Enfants handicapés : le ministère de l'Éducation ferait fausse route

Le ministère de l'Éducation fait fausse route avec son plan pour les élèves en difficulté en ne privilégiant pas systématiquement l'intégration dans les classes ordinaires. C'est du moins ce que pense la Commission des droits de la personne et des droits de la jeunesse (CDPDJ) qui réprouve la «ségrégation» des enfants handicapés dans des classes spéciales.

Dans un livre qui sera lancé cette semaine, la CDPDJ presse le gouvernement du Québec de faire de l'intégration en classe ordinaire la voie royale pour les élèves handicapés physiques et mentaux. L'auteur de l'essai intitulé L'Inclusion en classe ordinaire des élèves à besoins éducatifs particuliers, Daniel Ducharme, estime que le plan d'action sur les élèves en difficulté déposé en juin dernier constitue «un recul par rapport à ce qui a été développé depuis 30 ans au Québec.»

Le plan prévoit notamment l'établissement de «balises» pour encadrer l'intégration dans les classes ordinaires. Il fait en cela écho aux demandes des syndicats d'enseignants, qui décrient la lourdeur de la tâche en raison du nombre d'enfants en difficulté intégrés dans les classes ordinaires.

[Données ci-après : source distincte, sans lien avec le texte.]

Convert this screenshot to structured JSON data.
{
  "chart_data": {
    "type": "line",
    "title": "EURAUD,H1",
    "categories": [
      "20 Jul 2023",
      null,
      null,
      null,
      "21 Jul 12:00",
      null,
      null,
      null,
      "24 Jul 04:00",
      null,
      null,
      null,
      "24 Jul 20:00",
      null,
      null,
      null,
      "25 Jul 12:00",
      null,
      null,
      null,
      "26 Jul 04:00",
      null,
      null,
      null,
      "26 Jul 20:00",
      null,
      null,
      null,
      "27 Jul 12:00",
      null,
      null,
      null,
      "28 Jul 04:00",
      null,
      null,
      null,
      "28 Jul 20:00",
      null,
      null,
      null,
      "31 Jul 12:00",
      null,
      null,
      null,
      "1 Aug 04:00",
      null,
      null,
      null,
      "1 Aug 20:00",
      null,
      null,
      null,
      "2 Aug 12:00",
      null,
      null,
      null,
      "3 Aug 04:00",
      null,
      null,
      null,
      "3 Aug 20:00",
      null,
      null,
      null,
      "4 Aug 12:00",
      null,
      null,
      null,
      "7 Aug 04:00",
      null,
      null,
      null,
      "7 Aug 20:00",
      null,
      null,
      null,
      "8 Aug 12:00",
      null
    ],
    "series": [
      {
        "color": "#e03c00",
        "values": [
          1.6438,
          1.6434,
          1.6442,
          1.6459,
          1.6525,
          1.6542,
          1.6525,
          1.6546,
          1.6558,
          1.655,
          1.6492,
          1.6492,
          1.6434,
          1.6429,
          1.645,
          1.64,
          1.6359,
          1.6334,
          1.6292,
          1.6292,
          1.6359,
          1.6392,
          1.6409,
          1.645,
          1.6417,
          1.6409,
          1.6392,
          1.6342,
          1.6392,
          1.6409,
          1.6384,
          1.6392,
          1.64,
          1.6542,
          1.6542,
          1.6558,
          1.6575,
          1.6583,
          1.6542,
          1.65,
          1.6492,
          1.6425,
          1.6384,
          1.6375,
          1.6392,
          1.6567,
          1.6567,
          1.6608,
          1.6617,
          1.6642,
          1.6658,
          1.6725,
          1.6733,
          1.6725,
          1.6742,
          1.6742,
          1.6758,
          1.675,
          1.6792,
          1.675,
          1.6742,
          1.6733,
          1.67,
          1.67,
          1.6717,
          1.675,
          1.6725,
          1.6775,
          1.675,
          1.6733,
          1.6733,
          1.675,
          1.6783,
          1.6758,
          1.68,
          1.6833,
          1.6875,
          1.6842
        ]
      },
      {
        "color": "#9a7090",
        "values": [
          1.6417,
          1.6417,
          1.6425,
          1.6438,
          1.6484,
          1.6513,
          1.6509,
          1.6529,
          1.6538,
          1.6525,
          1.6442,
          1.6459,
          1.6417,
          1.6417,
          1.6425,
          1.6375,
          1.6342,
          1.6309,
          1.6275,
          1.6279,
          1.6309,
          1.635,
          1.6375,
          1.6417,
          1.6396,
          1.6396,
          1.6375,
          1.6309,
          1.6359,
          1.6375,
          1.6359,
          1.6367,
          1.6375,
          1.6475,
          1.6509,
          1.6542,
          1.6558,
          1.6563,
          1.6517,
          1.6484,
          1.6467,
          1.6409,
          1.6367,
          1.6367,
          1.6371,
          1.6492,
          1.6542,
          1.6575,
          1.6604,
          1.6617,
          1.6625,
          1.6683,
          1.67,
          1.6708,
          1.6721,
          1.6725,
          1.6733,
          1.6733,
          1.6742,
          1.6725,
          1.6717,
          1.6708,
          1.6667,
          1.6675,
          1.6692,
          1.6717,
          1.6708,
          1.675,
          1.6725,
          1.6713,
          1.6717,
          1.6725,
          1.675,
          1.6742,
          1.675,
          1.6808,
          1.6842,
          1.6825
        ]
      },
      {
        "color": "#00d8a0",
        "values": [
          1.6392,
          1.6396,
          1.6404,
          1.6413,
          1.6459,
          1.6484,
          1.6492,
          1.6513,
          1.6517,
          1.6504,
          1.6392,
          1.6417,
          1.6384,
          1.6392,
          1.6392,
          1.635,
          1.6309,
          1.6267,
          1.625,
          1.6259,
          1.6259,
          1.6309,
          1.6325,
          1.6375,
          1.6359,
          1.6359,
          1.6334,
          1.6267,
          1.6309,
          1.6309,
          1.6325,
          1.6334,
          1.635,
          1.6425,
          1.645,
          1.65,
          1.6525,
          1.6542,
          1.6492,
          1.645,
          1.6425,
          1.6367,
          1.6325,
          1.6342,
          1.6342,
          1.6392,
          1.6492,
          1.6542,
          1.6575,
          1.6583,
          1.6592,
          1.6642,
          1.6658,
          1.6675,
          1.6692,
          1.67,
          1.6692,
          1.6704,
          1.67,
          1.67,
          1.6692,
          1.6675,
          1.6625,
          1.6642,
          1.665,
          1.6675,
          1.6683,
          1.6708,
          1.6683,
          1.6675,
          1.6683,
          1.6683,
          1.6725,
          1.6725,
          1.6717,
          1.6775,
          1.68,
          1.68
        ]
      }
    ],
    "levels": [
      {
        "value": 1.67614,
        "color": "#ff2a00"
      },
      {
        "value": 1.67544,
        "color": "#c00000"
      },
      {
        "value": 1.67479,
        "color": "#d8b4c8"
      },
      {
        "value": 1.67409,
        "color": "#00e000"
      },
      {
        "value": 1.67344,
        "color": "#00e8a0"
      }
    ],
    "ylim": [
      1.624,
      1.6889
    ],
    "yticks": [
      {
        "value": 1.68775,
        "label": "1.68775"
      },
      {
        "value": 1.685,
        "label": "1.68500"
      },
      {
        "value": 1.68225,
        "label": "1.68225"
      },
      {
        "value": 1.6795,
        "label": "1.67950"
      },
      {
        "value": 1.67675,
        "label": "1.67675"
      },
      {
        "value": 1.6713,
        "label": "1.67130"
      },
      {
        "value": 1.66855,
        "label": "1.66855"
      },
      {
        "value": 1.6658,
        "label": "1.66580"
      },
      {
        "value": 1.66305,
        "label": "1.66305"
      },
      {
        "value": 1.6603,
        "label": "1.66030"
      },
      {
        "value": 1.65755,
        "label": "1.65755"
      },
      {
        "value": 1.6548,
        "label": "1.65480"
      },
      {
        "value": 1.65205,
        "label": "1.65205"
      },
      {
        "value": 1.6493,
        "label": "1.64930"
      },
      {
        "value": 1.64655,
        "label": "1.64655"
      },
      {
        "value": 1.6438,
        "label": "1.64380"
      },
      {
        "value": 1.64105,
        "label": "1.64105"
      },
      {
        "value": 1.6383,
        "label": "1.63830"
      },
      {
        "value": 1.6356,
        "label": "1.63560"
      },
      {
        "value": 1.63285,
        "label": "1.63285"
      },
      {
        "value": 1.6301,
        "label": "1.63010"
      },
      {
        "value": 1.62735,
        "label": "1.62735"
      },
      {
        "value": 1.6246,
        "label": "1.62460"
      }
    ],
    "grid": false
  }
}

Cela risque, selon M. Ducharme, de se traduire par un retour à une plus grande ségrégation des élèves. «Cela va à l'encontre de l'esprit de la loi sur l'instruction publique», poursuit M. Ducharme, soulignant que la Charte québécoise des droits de la personne favorise elle aussi une plus grande inclusion des élèves handicapés, tout comme les conventions internationales.

Le plan gouvernemental prévoit le maintien d'un éventail de services qui vont de l'intégration des élèves handicapés ou en difficulté d'adaptation ou d'apprentissage (EHDAA) en classe ordinaire à la classe spéciale distincte. Le modèle de l'inclusion en classe ordinaire devrait être privilégié, et les ressources devraient être concentrées dans ce type de fonctionnement plutôt que dispersées dans différentes formules, selon la CDPDJ.

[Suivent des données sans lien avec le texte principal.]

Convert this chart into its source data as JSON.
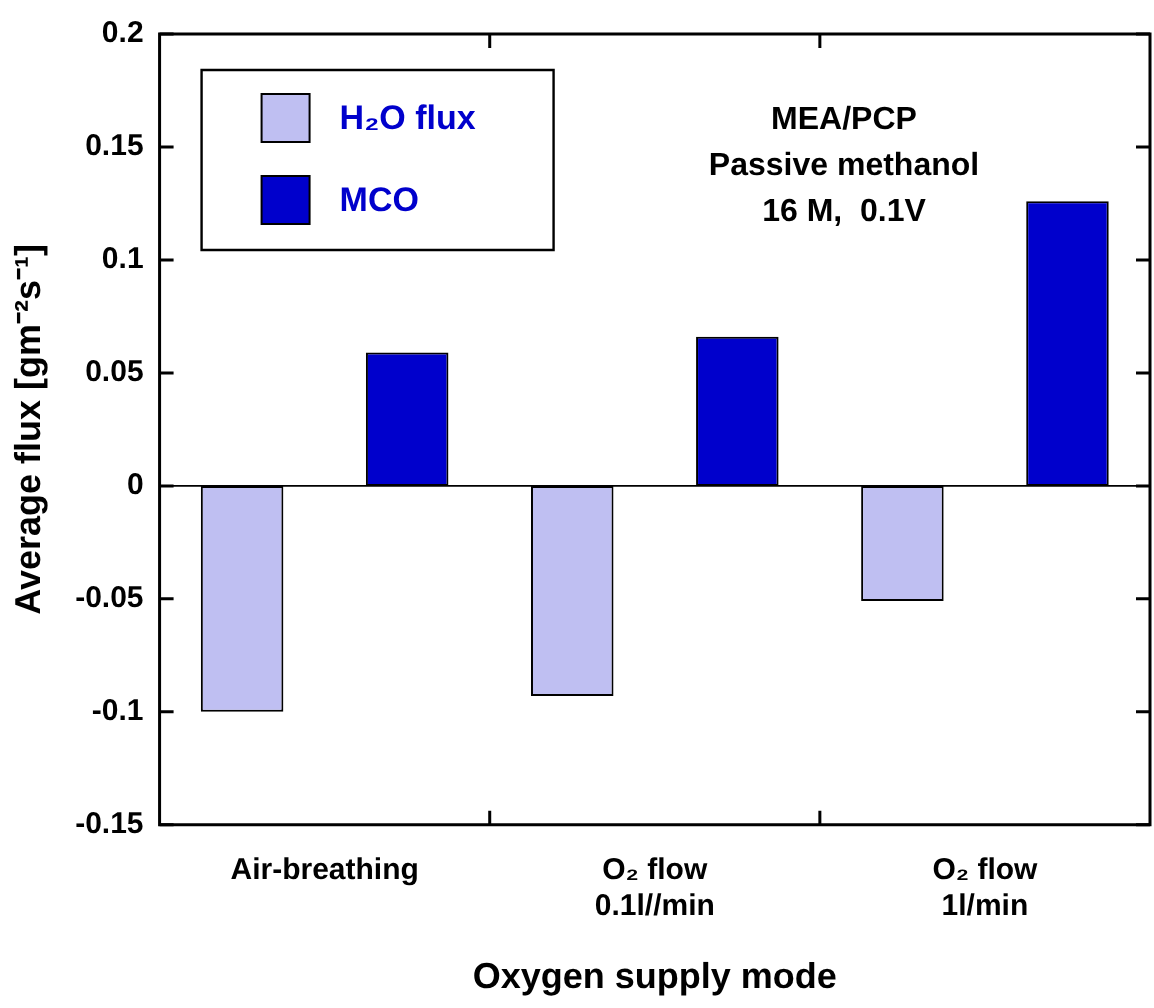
{
  "chart_data": {
    "type": "bar",
    "xlabel": "Oxygen supply mode",
    "ylabel": "Average flux [gm⁻²s⁻¹]",
    "categories": [
      "Air-breathing",
      "O₂ flow\n0.1l//min",
      "O₂ flow\n1l/min"
    ],
    "series": [
      {
        "name": "H₂O flux",
        "color": "#bfbff2",
        "values": [
          -0.1,
          -0.093,
          -0.051
        ]
      },
      {
        "name": "MCO",
        "color": "#0000cc",
        "values": [
          0.059,
          0.066,
          0.126
        ]
      }
    ],
    "ylim": [
      -0.15,
      0.2
    ],
    "yticks": [
      -0.15,
      -0.1,
      -0.05,
      0,
      0.05,
      0.1,
      0.15,
      0.2
    ],
    "annotations": [
      "MEA/PCP",
      "Passive methanol",
      "16 M,  0.1V"
    ],
    "ref_lines": [
      {
        "axis": "y",
        "value": 0,
        "color": "#000000"
      }
    ],
    "grid": false,
    "legend": "top left"
  }
}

Les ressources nécessaires

Mais, attention, l'intégration systématique n'est pas en soi une panacée. «On voit souvent dans nos dossiers d'enquête des commissions scolaires qui vont scolariser des enfants handicapés en classe ordinaire, mais sans leur fournir des services appropriés. L'intégration est seulement physique. On peut comprendre la frustration des enseignants qui n'arrivent pas à avoir les ressources pour venir en aide aux élèves handicapés dans leur classe», poursuit M. Ducharme, précisant que la CDPDJ a analysé plus de 450 demandes liées à l'intégration des élèves handicapées depuis la fin des années 1970.

S'il peut être «discriminatoire» de refuser l'intégration d'un enfant handicapé en classe ordinaire, cela peut aussi l'être de l'intégrer sans lui accorder le soutien approprié, fait valoir le chercheur de la CDPDJ.

Il arrive régulièrement que des parents reviennent porter plainte une nouvelle fois, bien que leur dossier ait été réglé l'année d'avant. Les solutions dépendent en effet souvent de la bonne volonté d'un enseignant en particulier. Dans son avis, la Commission des droits de la personne recommande donc qu'un «coordonnateur à l'inclusion» soit désigné dans chaque école pour veiller à ce que les services aux élèves EHDAA soient adéquats et constants.

«Le ministère de l'Éducation doit être plus précis sur la façon dont il dispense les services dans les classes ordinaires. Il doit aussi y avoir davantage de reddition de comptes et d'imputabilité de la part des commissions scolaires», croit M. Ducharme.

Le taux d'intégration des quelque 25 000 élèves handicapés (physiques ou mentaux) oscille autour de 40 % au primaire et 28 % au secondaire.